Solana users encounter Private Key theft incidents, beware of malicious Open Source projects

In early July 2025, a Solana user discovered that their crypto assets had been stolen after using an open source project on GitHub. An investigation by the security team revealed a new type of attack method, which is worth the attention of cryptocurrency users.

The incident was triggered by the victim using an open-source project called "solana-pumpfun-bot." Although the project has received a high number of Stars and Forks on GitHub, its code updates are unusually concentrated and lack the characteristics of continuous maintenance.

In-depth analysis reveals that the project relies on a suspicious third-party package "crypto-layout-utils". This package has been removed from the official NPM, and the version number does not match the official records. The attacker modified the package-lock.json file to point the download link of the dependency to a self-controlled GitHub repository.

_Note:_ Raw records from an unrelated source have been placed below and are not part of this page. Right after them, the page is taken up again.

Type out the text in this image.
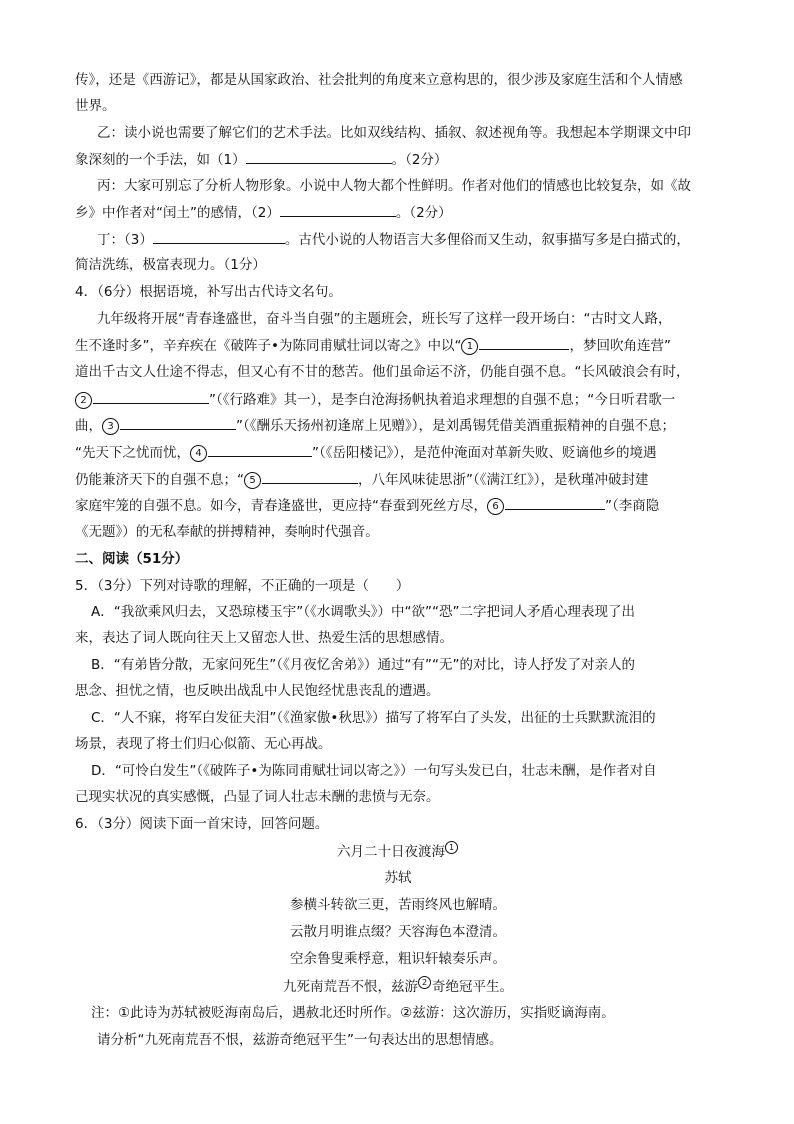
传》，还是《西游记》，都是从国家政治、社会批判的角度来立意构思的，很少涉及家庭生活和个人情感
世界。
乙：读小说也需要了解它们的艺术手法。比如双线结构、插叙、叙述视角等。我想起本学期课文中印
象深刻的一个手法，如（1）	。（2分）
丙：大家可别忘了分析人物形象。小说中人物大都个性鲜明。作者对他们的情感也比较复杂，如《故
乡》中作者对“闰土”的感情，（2）	。（2分）
丁：（3）	。古代小说的人物语言大多俚俗而又生动，叙事描写多是白描式的，
简洁洗练，极富表现力。（1分）
4．（6分）根据语境，补写出古代诗文名句。
九年级将开展“青春逢盛世，奋斗当自强”的主题班会，班长写了这样一段开场白：“古时文人路，
生不逢时多”，辛弃疾在《破阵子•为陈同甫赋壮词以寄之》中以“ 1	，梦回吹角连营”
道出千古文人仕途不得志，但又心有不甘的愁苦。他们虽命运不济，仍能自强不息。“长风破浪会有时，
2	”（《行路难》其一），是李白沧海扬帆执着追求理想的自强不息；“今日听君歌一
曲， 3	”（《酬乐天扬州初逢席上见赠》），是刘禹锡凭借美酒重振精神的自强不息；
“先天下之忧而忧， 4	”（《岳阳楼记》），是范仲淹面对革新失败、贬谪他乡的境遇
仍能兼济天下的自强不息；“ 5	，八年风味徒思浙”（《满江红》），是秋瑾冲破封建
家庭牢笼的自强不息。如今，青春逢盛世，更应持“春蚕到死丝方尽， 6	”（李商隐
《无题》）的无私奉献的拼搏精神，奏响时代强音。
二、阅读（51分）
5．（3分）下列对诗歌的理解，不正确的一项是（　　）
A．“我欲乘风归去，又恐琼楼玉宇”（《水调歌头》）中“欲”“恐”二字把词人矛盾心理表现了出
来，表达了词人既向往天上又留恋人世、热爱生活的思想感情。
B．“有弟皆分散，无家问死生”（《月夜忆舍弟》）通过“有”“无”的对比，诗人抒发了对亲人的
思念、担忧之情，也反映出战乱中人民饱经忧患丧乱的遭遇。
C．“人不寐，将军白发征夫泪”（《渔家傲•秋思》）描写了将军白了头发，出征的士兵默默流泪的
场景，表现了将士们归心似箭、无心再战。
D．“可怜白发生”（《破阵子•为陈同甫赋壮词以寄之》）一句写头发已白，壮志未酬，是作者对自
己现实状况的真实感慨，凸显了词人壮志未酬的悲愤与无奈。
6．（3分）阅读下面一首宋诗，回答问题。
六月二十日夜渡海 $^1$
苏轼
参横斗转欲三更，苦雨终风也解晴。
云散月明谁点缀？天容海色本澄清。
空余鲁叟乘桴意，粗识轩辕奏乐声。
九死南荒吾不恨，兹游 $^2$ 奇绝冠平生。
注：①此诗为苏轼被贬海南岛后，遇赦北还时所作。②兹游：这次游历，实指贬谪海南。
请分析“九死南荒吾不恨，兹游奇绝冠平生”一句表达出的思想情感。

This malicious package is highly obfuscated, and its core function is to scan for sensitive files on the user's computer, particularly those related to cryptocurrency wallets and Private Keys, and upload this information to a server controlled by the attacker.

The investigation also found that the attackers may have controlled multiple GitHub accounts to distribute malware and enhance project credibility. They not only forked the original project but also inflated the star count to attract more users.

In addition to "crypto-layout-utils", another malicious package named "bs58-encrypt-utils" was also used for similar attacks. This indicates that after the NPM officials took action, the attackers shifted to a strategy of directly distributing malicious packages.

Funds tracking shows that a portion of the stolen assets flowed to a certain cryptocurrency exchange platform, which poses a challenge for the subsequent recovery of funds.

This incident highlights the security threats faced by the Open Source community. Attackers successfully tricked users into running programs containing malicious code by disguising themselves as legitimate projects and using social engineering techniques. This form of attack is highly deceptive and difficult to completely prevent even within organizations.

To reduce risk, it is recommended that developers and users remain highly vigilant regarding GitHub projects of unknown origin, especially those involving wallet operations. If debugging is necessary, it is best to do so in an isolated environment to avoid sensitive information leakage.

This incident serves as a reminder that in the rapidly evolving cryptocurrency space, security awareness and a cautious attitude are crucial. Users should remain vigilant at all times and treat any operations involving Private Key or sensitive information with caution.